Sayın Tonyukuk deneyimli bir avukattan yardım beklemişsiniz ancak öncelikle şunu söyliyeyim siteye üye olurken hukuki.net ne değildir ? sorusuna verdiğiniz cevabı merak ediyorum. Hukuki.net bir avukatlık ve danışmanlık sitesi değildir öncelikle bunu bilmelisiniz.
Konunuzla ilgili olarak da suç tanımında zaten açık demiş ki "...bir yere gitmek veya bir yerde kalmak hürriyetinden yoksun bırakan..."
siz zaten söz konusun hanfendiyi aracınıza almak ve hareket etmek suretiyle suçu tamamlamışsınız. Bu sebeple gönüllü vazgeçme veya teşebbüs hükümlerinden yararlanmanız söz konusu değildir. Sizin yararlanacağınız madde ancak 110uncu maddedir. Olaydan da anlaşılığı üzere soruşturma başlamadan önce siz bahsi geçen bayanı kendiliğinizden güvenli bir yerde serbest bırakmışsınız.
109'uncu maddede 1yıldan 5 yıla kadar hapis cezası verilir diyor. Uygulamada hakimler hocalarımdan aldığım duyumlara göre cezanın alt sınırından verme eğilimindelermiş.
Artık 110nuncu maddedeki indirimle birlikte tahminen ne kadar ceza alacağınızı hesaplayabilirseniz de kesin bir sonuca kimse varamaz.

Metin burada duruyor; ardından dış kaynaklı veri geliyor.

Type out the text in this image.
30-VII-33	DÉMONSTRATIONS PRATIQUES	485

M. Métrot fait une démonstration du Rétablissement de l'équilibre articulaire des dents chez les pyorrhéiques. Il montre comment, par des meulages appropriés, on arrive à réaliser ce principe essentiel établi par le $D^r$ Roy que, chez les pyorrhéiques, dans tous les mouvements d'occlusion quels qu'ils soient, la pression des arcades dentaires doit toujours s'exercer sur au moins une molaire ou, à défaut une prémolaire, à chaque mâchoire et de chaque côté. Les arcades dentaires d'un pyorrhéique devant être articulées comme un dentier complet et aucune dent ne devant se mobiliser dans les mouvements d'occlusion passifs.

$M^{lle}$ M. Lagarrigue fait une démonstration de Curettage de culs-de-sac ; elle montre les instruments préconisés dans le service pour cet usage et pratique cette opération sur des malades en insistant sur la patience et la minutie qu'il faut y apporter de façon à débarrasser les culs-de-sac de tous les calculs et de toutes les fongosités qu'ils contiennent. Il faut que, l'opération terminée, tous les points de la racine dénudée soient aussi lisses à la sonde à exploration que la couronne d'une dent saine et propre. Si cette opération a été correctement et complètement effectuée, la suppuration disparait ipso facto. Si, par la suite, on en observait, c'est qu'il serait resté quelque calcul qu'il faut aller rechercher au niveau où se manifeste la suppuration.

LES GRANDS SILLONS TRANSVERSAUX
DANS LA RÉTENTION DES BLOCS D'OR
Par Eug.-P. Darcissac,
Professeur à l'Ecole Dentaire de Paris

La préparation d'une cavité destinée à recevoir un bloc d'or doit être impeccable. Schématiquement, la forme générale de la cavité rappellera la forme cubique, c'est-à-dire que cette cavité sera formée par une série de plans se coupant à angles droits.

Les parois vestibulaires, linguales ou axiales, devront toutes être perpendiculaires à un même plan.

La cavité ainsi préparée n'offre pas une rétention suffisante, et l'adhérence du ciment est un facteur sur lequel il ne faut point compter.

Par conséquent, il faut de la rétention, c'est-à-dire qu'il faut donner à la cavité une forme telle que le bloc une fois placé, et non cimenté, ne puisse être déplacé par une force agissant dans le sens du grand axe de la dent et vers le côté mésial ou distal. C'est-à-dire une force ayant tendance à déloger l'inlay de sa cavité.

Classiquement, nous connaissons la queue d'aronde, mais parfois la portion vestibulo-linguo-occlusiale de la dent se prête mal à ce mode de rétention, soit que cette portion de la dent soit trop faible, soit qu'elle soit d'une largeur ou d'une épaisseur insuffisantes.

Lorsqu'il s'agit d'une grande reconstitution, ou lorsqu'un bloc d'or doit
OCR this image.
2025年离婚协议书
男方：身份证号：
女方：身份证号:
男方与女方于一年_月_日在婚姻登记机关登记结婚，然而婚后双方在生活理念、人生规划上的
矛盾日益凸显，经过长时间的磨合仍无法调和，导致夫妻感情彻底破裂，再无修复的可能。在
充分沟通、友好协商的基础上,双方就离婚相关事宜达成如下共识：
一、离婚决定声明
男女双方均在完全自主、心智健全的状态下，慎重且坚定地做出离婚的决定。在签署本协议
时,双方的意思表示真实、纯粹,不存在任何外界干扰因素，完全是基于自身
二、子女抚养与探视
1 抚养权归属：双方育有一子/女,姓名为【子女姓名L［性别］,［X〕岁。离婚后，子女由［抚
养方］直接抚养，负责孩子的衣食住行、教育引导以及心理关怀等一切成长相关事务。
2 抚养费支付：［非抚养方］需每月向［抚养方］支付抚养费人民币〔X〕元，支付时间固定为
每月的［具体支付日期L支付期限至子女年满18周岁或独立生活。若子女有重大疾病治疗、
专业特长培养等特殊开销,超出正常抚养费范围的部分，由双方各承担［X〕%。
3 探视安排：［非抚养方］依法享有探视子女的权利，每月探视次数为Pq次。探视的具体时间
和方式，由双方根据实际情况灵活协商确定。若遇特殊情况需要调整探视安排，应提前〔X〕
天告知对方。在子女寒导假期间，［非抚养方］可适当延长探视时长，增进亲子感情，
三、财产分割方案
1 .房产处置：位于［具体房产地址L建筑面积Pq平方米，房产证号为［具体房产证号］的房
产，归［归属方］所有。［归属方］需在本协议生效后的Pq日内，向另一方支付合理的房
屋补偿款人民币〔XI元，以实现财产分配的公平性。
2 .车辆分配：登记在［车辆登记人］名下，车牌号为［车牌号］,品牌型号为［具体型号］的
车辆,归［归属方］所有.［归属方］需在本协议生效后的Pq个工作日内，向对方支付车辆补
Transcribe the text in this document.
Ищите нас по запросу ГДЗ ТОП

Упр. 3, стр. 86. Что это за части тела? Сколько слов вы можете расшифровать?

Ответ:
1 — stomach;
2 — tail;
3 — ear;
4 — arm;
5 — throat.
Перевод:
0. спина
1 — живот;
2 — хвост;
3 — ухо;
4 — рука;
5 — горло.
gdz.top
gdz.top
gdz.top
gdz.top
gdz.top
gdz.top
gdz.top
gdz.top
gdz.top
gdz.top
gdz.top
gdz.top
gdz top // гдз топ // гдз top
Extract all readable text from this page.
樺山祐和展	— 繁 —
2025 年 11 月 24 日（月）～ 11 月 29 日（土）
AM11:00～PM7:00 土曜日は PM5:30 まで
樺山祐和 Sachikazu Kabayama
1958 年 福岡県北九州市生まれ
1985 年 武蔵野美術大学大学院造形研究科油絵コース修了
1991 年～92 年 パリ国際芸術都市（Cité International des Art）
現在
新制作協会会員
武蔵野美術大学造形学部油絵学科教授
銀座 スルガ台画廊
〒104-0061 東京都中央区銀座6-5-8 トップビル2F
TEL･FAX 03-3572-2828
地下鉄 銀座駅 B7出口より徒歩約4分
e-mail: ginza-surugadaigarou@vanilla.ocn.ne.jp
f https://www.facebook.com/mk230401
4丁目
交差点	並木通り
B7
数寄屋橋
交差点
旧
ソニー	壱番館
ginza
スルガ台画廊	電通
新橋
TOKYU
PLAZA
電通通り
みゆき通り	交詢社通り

Umarım açıklayıcı olmuştur. Bu konuda tabi ki üstadlarım çok daha aydınlatıcı ve kesin bilgileri size verebilirler
sevgiler saygılar herkese...
Bir önerim olacak; sen olayın ayrıntısına indikçe işler karışacak ve anladığım kadarıyla bunu poliste de savcıda da böyle büyüteceksin...
Bence sen hiç fotoğraflardan mektuplardan bahsetme. Bunlardan bahsedersen onlarda ayrıntıya inecek dolayısıyla iş büyüyecek...
Gezdik ayrıldık hiç böyle bir kaçırma olayı yok benden intikam almaya çalışıyolar de geç...
Darp izi var mı yok şahit var mı yok...O zaman bende gideyim beni kaçırdılar diyeyim birisine alıkoyma suçunu isnad edeyim...O adamı da tutuklasınlar:)kolay mı öle?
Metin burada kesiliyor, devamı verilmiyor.